At a median follow-up of 59 months, each group had a DFS rate of 77% (adjusted hazard ratio [HR] in the ZA group, 0.98; 95% confidence interval [CI], 0.85–1.13; P = .79). Disease recurrence or death occurred in 377 patients in the ZA group, vs 375 women in the control group. OS rates of 85.4% and 83.1% were seen in the ZA and control groups, respectively (adjusted HR, 0.85; 95% CI, 0.72–1.01; P = .07).
Yet among women who had gone through menopause more than 5 years earlier (a subgroup representing about one-third of the total study population), the 5-year OS rate in the ZA group (n = 519) was 84.6% vs 78.7% in the control group (n = 522) (adjusted HR, 0.74; 95% CI, 0.55–0.98; P = .04). Among the other patients, OS rates were 85.7% in the ZA group and 85.1% in the control group (adjusted HR, 0.97; 95% CI, 0.78–1.21; P = .81).

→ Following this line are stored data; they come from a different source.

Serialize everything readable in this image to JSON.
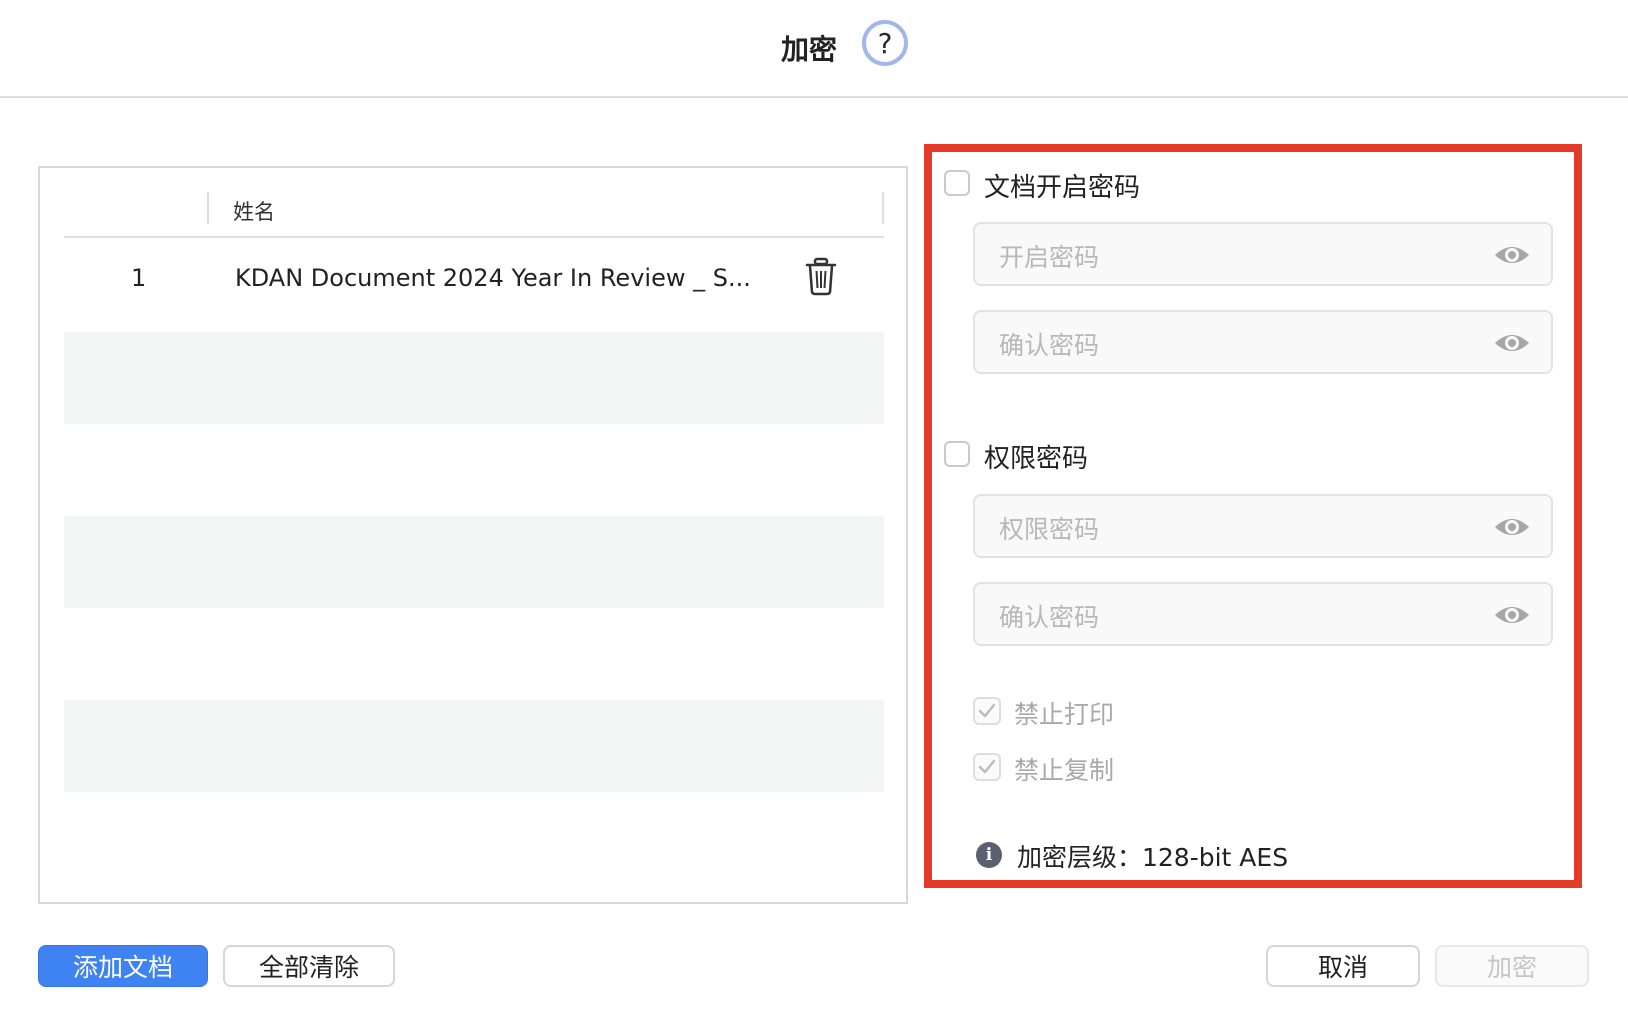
{
  "dialog": {
    "title": "加密",
    "help_icon": "question-icon",
    "help_glyph": "?"
  },
  "file_list": {
    "column_header": "姓名",
    "rows": [
      {
        "index": "1",
        "name": "KDAN Document 2024 Year In Review _ S...",
        "delete_icon": "trash-icon"
      }
    ]
  },
  "options": {
    "open_password": {
      "label": "文档开启密码",
      "checked": false,
      "fields": [
        {
          "placeholder": "开启密码",
          "icon": "eye-icon"
        },
        {
          "placeholder": "确认密码",
          "icon": "eye-icon"
        }
      ]
    },
    "permission_password": {
      "label": "权限密码",
      "checked": false,
      "fields": [
        {
          "placeholder": "权限密码",
          "icon": "eye-icon"
        },
        {
          "placeholder": "确认密码",
          "icon": "eye-icon"
        }
      ]
    },
    "restrictions": [
      {
        "label": "禁止打印",
        "checked": true,
        "disabled": true
      },
      {
        "label": "禁止复制",
        "checked": true,
        "disabled": true
      }
    ],
    "encryption_level": {
      "icon": "info-icon",
      "label": "加密层级：128-bit AES"
    }
  },
  "buttons": {
    "add_document": "添加文档",
    "clear_all": "全部清除",
    "cancel": "取消",
    "encrypt": "加密"
  },
  "colors": {
    "highlight_border": "#e33b28",
    "primary_button": "#3f83f2",
    "help_ring": "#9fb6ee"
  }
}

The differences were independent of estrogen-receptor status, tumor stage, and lymph-node involvement.
In their article in NEJM, the authors wrote, "In a prespecified analysis, our finding of a possible benefit of [ZA] in patients who had undergone menopause more than 5 years before study entry is intriguing…and showed a small but significant survival advantage for patients who received [ZA]. Furthermore, the use of [ZA] appeared to have divergent effects on metastasis to visceral and locoregional sites according to menopausal status." Analyses of the findings "suggest a systemic effect of [ZA] that operates differently according to menopausal status and that is distinct from any effect in bone," they said, hypothesizing that "perhaps bone provides a sanctuary for cancer cells, and after treatment with [ZA], the ability of cancer cells to disseminate to other body sites is dependent on the presence of reproductive hormones."